Eriogonum ovalifolium has a total of 36 synonyms due to changes in classification to its many varieties. Of these are species names.

Table of Synonyms
| Name | Year | Synonym of: | Notes |
| Eriogonum davisianum S.Stokes | 1943 | var. purpureum | = het. |
| Eriogonum depressum (Blank.) Rydb. | 1912 | var. depressum | ≡ hom. |
| Eriogonum dichroanthum Gand. | 1906 | var. purpureum | = het. |
| Eriogonum elongatum Nutt. ex Benth. | 1856 | var. ovalifolium | = het. |
| Eriogonum eximium Tidestr. | 1923 | var. eximium | ≡ hom. |
| Eriogonum nivale Canby ex Coville | 1893 | var. nivale | ≡ hom. |
| Eriogonum nuttallii Gambel ex Nutt. | 1848 | var. purpureum | = het. |
| Eriogonum ochroleucum Small ex Rydb. | 1900 | var. ochroleucum | ≡ hom. |
| Eriogonum orthocaulon Small | 1906 | var. purpureum | = het. |
| Eriogonum polyceps Nutt. ex Torr. & A.Gray | 1870 | var. ovalifolium | = het. |
| Eriogonum purpureum (Nutt.) Nutt. ex Benth. | 1856 | var. purpureum | ≡ hom. |
| Eriogonum rhodanthum A.Nelson & P.B.Kenn. | 1906 | var. nivale | = het. |
| Eriogonum roseiflorum Gand. | 1906 | var. purpureum | = het. |
| Eriogonum rubidum Gand. | 1906 | var. rubidum | ≡ hom. |
| Eriogonum tenellum Nutt. | 1848 | var. purpureum | = het., nom. illeg. homonym. post. |
| Eriogonum vineum Small | 1898 | var. vineum | ≡ hom. |
| Eucycla ovalifolia (Nutt.) Nutt. | 1848 | E. ovalifolium | ≡ hom. |
| Eucycla purpurea Nutt. | 1848 | var. purpureum | ≡ hom. |
Notes: ≡ homotypic synonym; = heterotypic synonym

==Range==
Cushion buckwheat is native to southwestern Canada and the western United States as far east as the Rocky Mountain states.

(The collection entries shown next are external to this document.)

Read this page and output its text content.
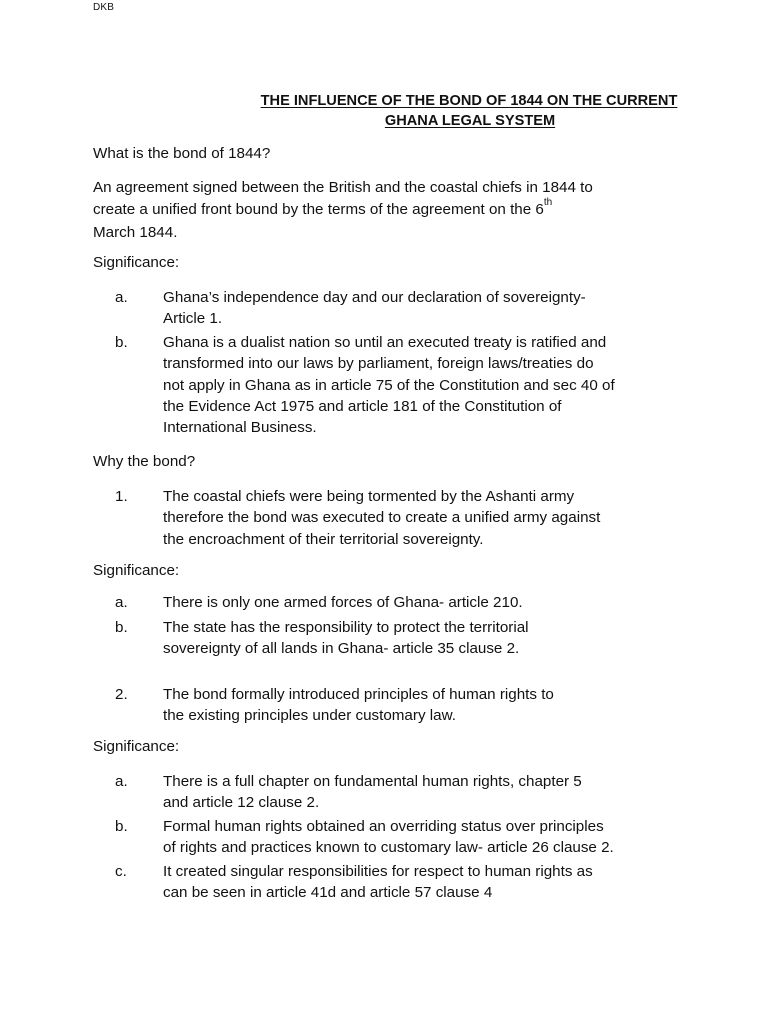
DKB
THE INFLUENCE OF THE BOND OF 1844 ON THE CURRENT
GHANA LEGAL SYSTEM
What is the bond of 1844?
An agreement signed between the British and the coastal chiefs in 1844 to
create a unified front bound by the terms of the agreement on the 6th
March 1844.
Significance:
a. Ghana’s independence day and our declaration of sovereignty-
Article 1.
b. Ghana is a dualist nation so until an executed treaty is ratified and
transformed into our laws by parliament, foreign laws/treaties do
not apply in Ghana as in article 75 of the Constitution and sec 40 of
the Evidence Act 1975 and article 181 of the Constitution of
International Business.
Why the bond?
1. The coastal chiefs were being tormented by the Ashanti army
therefore the bond was executed to create a unified army against
the encroachment of their territorial sovereignty.
Significance:
a. There is only one armed forces of Ghana- article 210.
b. The state has the responsibility to protect the territorial
sovereignty of all lands in Ghana- article 35 clause 2.
2. The bond formally introduced principles of human rights to
the existing principles under customary law.
Significance:
a. There is a full chapter on fundamental human rights, chapter 5
and article 12 clause 2.
b. Formal human rights obtained an overriding status over principles
of rights and practices known to customary law- article 26 clause 2.
c. It created singular responsibilities for respect to human rights as
can be seen in article 41d and article 57 clause 4
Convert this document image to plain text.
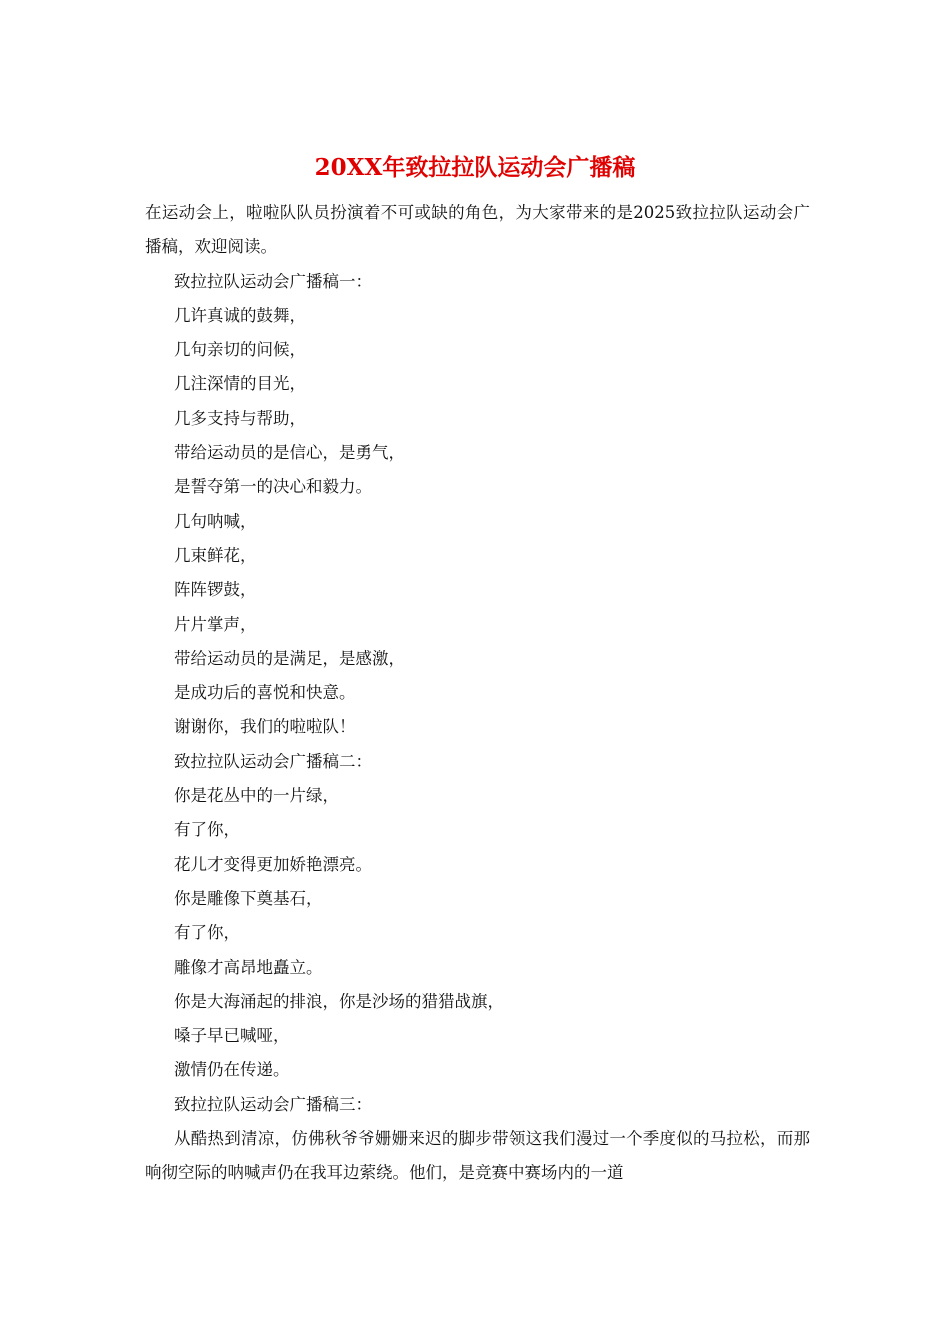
20XX年致拉拉队运动会广播稿

在运动会上，啦啦队队员扮演着不可或缺的角色，为大家带来的是2025致拉拉队运动会广播稿，欢迎阅读。

致拉拉队运动会广播稿一：

几许真诚的鼓舞，

几句亲切的问候，

几注深情的目光，

几多支持与帮助，

带给运动员的是信心，是勇气，

是誓夺第一的决心和毅力。

几句呐喊，

几束鲜花，

阵阵锣鼓，

片片掌声，

带给运动员的是满足，是感激，

是成功后的喜悦和快意。

谢谢你，我们的啦啦队！

致拉拉队运动会广播稿二：

你是花丛中的一片绿，

有了你，

花儿才变得更加娇艳漂亮。

你是雕像下奠基石，

有了你，

雕像才高昂地矗立。

你是大海涌起的排浪，你是沙场的猎猎战旗，

嗓子早已喊哑，

激情仍在传递。

致拉拉队运动会广播稿三：

从酷热到清凉，仿佛秋爷爷姗姗来迟的脚步带领这我们漫过一个季度似的马拉松，而那响彻空际的呐喊声仍在我耳边萦绕。他们，是竞赛中赛场内的一道
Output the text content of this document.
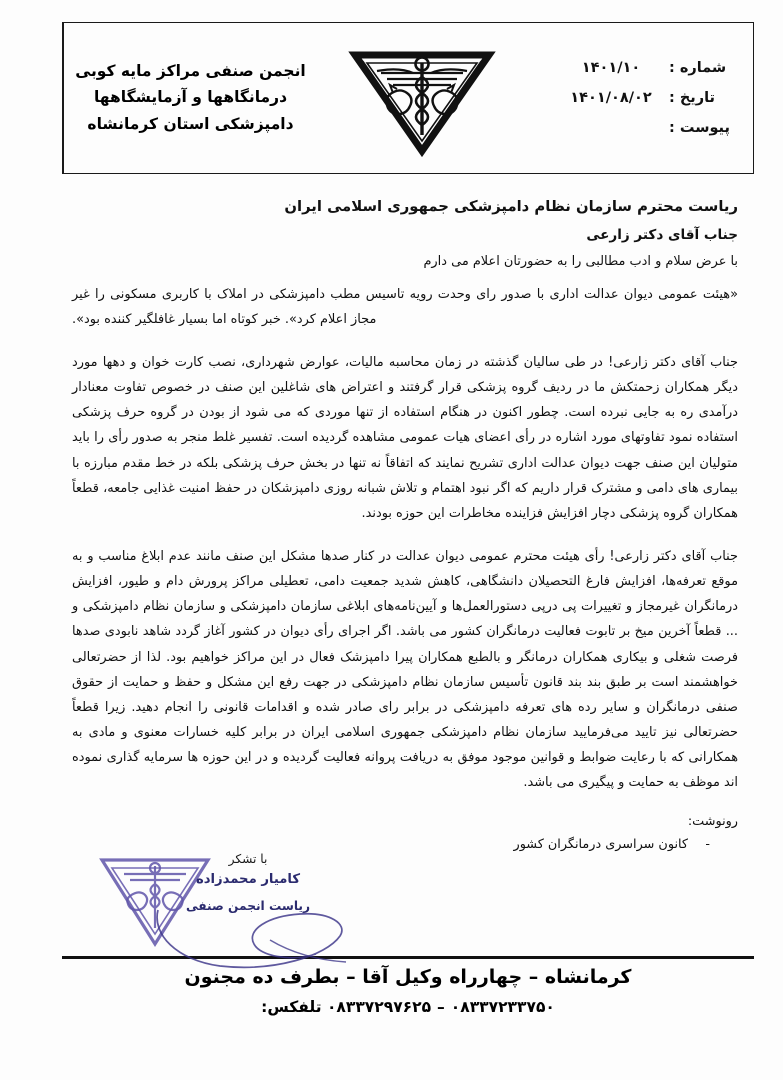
انجمن صنفی مراکز مایه کوبی
درمانگاهها و آزمایشگاهها
دامپزشکی استان کرمانشاه
شماره :
۱۴۰۱/۱۰
تاریخ :
۱۴۰۱/۰۸/۰۲
پیوست :

ریاست محترم سازمان نظام دامپزشکی جمهوری اسلامی ایران

جناب آقای دکتر زارعی

با عرض سلام و ادب مطالبی را به حضورتان اعلام می دارم

«هیئت عمومی دیوان عدالت اداری با صدور رای وحدت رویه تاسیس مطب دامپزشکی در املاک با کاربری مسکونی را غیر مجاز اعلام کرد». خبر کوتاه اما بسیار غافلگیر کننده بود».

جناب آقای دکتر زارعی! در طی سالیان گذشته در زمان محاسبه مالیات، عوارض شهرداری، نصب کارت خوان و دهها مورد دیگر همکاران زحمتکش ما در ردیف گروه پزشکی قرار گرفتند و اعتراض های شاغلین این صنف در خصوص تفاوت معنادار درآمدی ره به جایی نبرده است. چطور اکنون در هنگام استفاده از تنها موردی که می شود از بودن در گروه حرف پزشکی استفاده نمود تفاوتهای مورد اشاره در رأی اعضای هیات عمومی مشاهده گردیده است. تفسیر غلط منجر به صدور رأی را باید متولیان این صنف جهت دیوان عدالت اداری تشریح نمایند که اتفاقاً نه تنها در بخش حرف پزشکی بلکه در خط مقدم مبارزه با بیماری های دامی و مشترک قرار داریم که اگر نبود اهتمام و تلاش شبانه روزی دامپزشکان در حفظ امنیت غذایی جامعه، قطعاً همکاران گروه پزشکی دچار افزایش فزاینده مخاطرات این حوزه بودند.

جناب آقای دکتر زارعی! رأی هیئت محترم عمومی دیوان عدالت در کنار صدها مشکل این صنف مانند عدم ابلاغ مناسب و به موقع تعرفه‌ها، افزایش فارغ التحصیلان دانشگاهی، کاهش شدید جمعیت دامی، تعطیلی مراکز پرورش دام و طیور، افزایش درمانگران غیرمجاز و تغییرات پی درپی دستورالعمل‌ها و آیین‌نامه‌های ابلاغی سازمان دامپزشکی و سازمان نظام دامپزشکی و ... قطعاً آخرین میخ بر تابوت فعالیت درمانگران کشور می باشد. اگر اجرای رأی دیوان در کشور آغاز گردد شاهد نابودی صدها فرصت شغلی و بیکاری همکاران درمانگر و بالطبع همکاران پیرا دامپزشک فعال در این مراکز خواهیم بود. لذا از حضرتعالی خواهشمند است بر طبق بند بند قانون تأسیس سازمان نظام دامپزشکی در جهت رفع این مشکل و حفظ و حمایت از حقوق صنفی درمانگران و سایر رده های تعرفه دامپزشکی در برابر رای صادر شده و اقدامات قانونی را انجام دهید. زیرا قطعاً حضرتعالی نیز تایید می‌فرمایید سازمان نظام دامپزشکی جمهوری اسلامی ایران در برابر کلیه خسارات معنوی و مادی به همکارانی که با رعایت ضوابط و قوانین موجود موفق به دریافت پروانه فعالیت گردیده و در این حوزه ها سرمایه گذاری نموده اند موظف به حمایت و پیگیری می باشد.

رونوشت:

- کانون سراسری درمانگران کشور
با تشکر
کامیار محمدزاده
ریاست انجمن صنفی
کرمانشاه – چهارراه وکیل آقا – بطرف ده مجنون
۰۸۳۳۷۲۳۳۷۵۰–۰۸۳۳۷۲۹۷۶۲۵ تلفکس:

In Canada it only grows naturally in British Columbia and Alberta. It grows in every state of the northwest from Washington and Oregon east through Idaho to the western two-thirds of Montana and Wyoming. To the south in Colorado it only grows in the westernmost counties and likewise only grows in San Juan County, New Mexico. In the southwestern US it is common throughout Utah and Nevada, but only found in northern Arizona and eastern California.